Belen Rodas instructing young studentsBelēn Rodas instructing young students

Artistic Director and instructor Belén Rodas joins us. Rodas’ deep dance experience in Modern Dance and Ballet, as well as her multiple degrees in psychology and master’s in both Social Work and in Public Policy, bring the Lasley Centre an even greater separation from the schools one could choose. Rodas, while creating the school’s adaptive dance program, will soon be offering this as adaptive therapy through the school, which is covered by insurance.
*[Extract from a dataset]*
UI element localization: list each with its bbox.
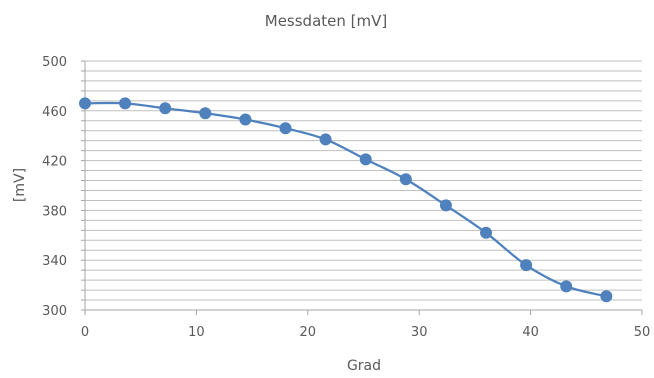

On the performance side of things, there is always an audience to consider. The school does perform The Nutcracker and Mark says, “First of all it’s a massive project, I mean massive. It takes months of preparation. Second, it’s the culmination of everything that came before it, maybe even months or years of training up to that point. Because you know, as an artist there is never an endpoint. There’s always a reaching for higher, better, broader, wider, more beautiful ... that’s the beauty of an artistic life, that’s why we trade it for no other life. So, performance is a stepping stone.” Belén makes the point though, “At the end of the day, we are still a dance_school, and so the performances for me are in the service of training our dancers. Performing is its own skill and you only learn it by doing it and rehearsing, and perfecting it is its own skill, which only happens by having to do it. So you can be in class all day, every day, but if you don’t have that performance side of it, you are missing a whole critical piece of the training. Casting, rehearsing, performing, all of that is looking at our students and seeing what is going to help them get to where they want to go and where we want to get them.”
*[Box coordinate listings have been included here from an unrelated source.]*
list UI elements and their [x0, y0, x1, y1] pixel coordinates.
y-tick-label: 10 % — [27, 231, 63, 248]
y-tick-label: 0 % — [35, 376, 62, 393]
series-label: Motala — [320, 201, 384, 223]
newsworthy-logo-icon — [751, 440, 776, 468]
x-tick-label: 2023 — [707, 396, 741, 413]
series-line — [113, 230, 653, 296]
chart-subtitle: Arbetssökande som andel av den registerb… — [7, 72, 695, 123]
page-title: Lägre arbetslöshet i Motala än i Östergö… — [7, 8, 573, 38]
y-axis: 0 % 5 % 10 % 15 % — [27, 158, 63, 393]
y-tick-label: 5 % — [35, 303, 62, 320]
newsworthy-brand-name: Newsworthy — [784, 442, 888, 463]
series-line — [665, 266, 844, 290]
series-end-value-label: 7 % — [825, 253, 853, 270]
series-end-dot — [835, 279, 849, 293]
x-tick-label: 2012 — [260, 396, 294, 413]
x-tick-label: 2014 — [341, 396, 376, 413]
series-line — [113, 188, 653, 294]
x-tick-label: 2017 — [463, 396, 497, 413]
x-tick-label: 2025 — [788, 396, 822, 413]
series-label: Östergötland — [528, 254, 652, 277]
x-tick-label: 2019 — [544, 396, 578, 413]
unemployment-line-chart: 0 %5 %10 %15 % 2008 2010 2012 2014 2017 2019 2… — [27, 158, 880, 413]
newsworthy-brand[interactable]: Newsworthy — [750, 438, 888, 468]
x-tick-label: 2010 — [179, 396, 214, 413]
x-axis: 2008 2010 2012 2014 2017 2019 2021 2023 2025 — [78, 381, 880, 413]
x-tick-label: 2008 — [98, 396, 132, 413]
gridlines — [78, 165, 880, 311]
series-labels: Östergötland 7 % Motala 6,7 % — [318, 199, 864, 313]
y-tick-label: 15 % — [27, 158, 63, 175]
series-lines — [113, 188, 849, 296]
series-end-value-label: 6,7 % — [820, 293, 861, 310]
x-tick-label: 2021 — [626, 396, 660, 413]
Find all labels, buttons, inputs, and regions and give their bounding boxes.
Dancers Kelly Rush Allan Rush Harmoney PattonDancers: Kelly Rush, Allan Rush, Harmony Patton. Photo by Henry Oviedo

As an artist myself, my time with everyone at the Lasley Centre of Performing Arts is comfortable and stimulating at the same time. There’s a good feeling being surround by artistic and caring people, enthusiasm for the arts being an important part of their community. It’s great to see young people dedicated to something so positive as dance and with their parents there in their support. The grand chandelier which hangs in the two-story foyer of the Laslie Centre is like a beacon of hope for a grander stage, but one which for now gives students that feeling that they have already found their stage.